And Hugh? Fiona? Their heads were together temple to temple, one of his darkly trousered legs was canted across one of her bare legs, the grapes (the entire sagging arbor of pulpy grapes) were swaying and rippling to the sound of their laughter, the movements of their open mouths.
“Oh, baby, I want to nibble each one of them!”
So much, I thought, for the viscera of the cornucopia.
BAREFOOTED BUT OTHERWISE FULLY CLOTHED, HUGH leaps about waist-deep in the rough and sunny water with the short length of rotted rope tight in his hand and the small tar-covered boat lunging and rearing in slow circles. Fiona and the children tumble from bow to stern, four wet energetic figures bailing and attempting to transform a broken oar into an imaginary mast. Catherine and I sit watching from the brief pebbly incline of the hot beach. Hugh shouts in the spray, and for answer Fiona leans over the gunwale and thrusts down her faunlike and naked face. We wave.

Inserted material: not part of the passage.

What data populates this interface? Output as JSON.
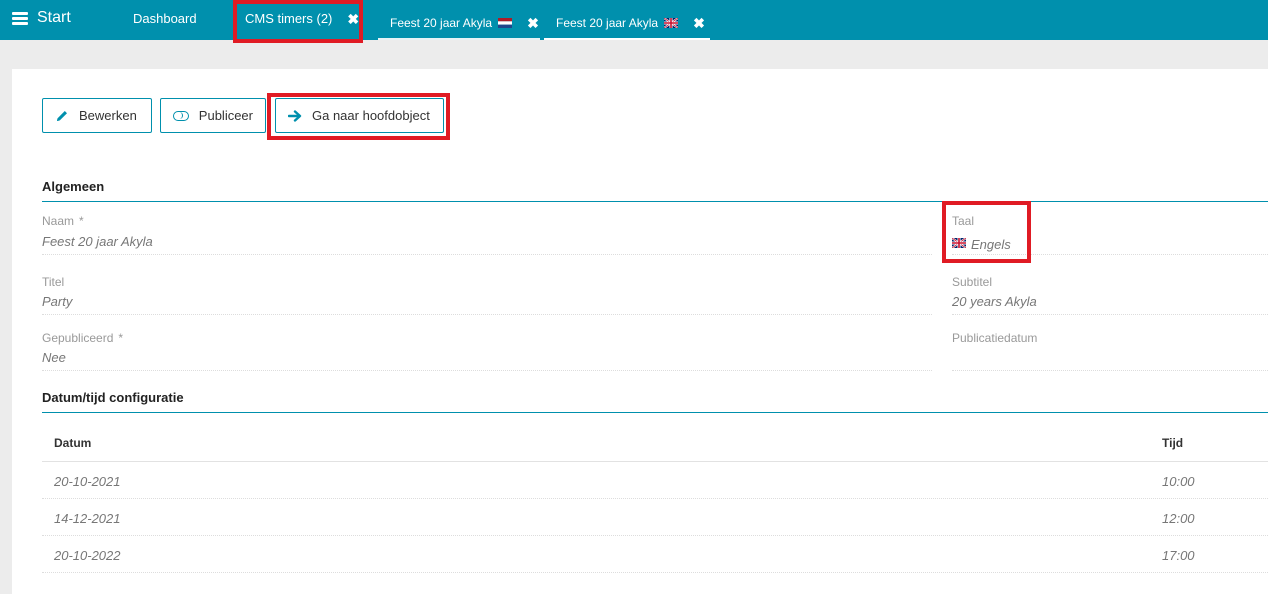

Or I round the point and discover Fiona squatting in a rocky crevice with her face toward the sea, the tide at her feet, her back to the vertical ledges of pink stone. And on top of the little cliff that hides Fiona and safeguards her modesty sits Hugh — rigid, one leg drawn up and the other dangling in the clear air, his silent face peering down at us in raucous and privileged enjoyment.
Remember?
“WHAT’S THE MATTER,” I CALLED, “GETTING OLD?”
Though we had started out together and with every intention of remaining together throughout a day this timeless and bright and clear, nonetheless we had once again drifted into pairs and begun to separate, to pull apart long before reaching the commencement of the breakwater. By the time Catherine and I first set foot on the breakwater and moved out from the shore, Hugh had already swept himself and Fiona far ahead, the two of them long-legged and impetuous and receding, growing smaller, flaunting their eagerness and similarity of temperament until, flanked on either side by sun and sea, they had all but disappeared. Yet midway on the breakwater between shore, village, beached fishing boats and at the other extreme, the ruined fortress, suddenly the two of them, Hugh and Fiona, had seated themselves on a couple of flat white rocks where now they waited for Catherine and me, the slow strollers, to close the long clear empty space between us.
“Not as old as you are,” Hugh shouted back through the silence, and planted his single elbow, I saw, in Fiona’s lap.
“There’s no hurry,” I said to Catherine, and squeezed her hand. “Let’s take our time.”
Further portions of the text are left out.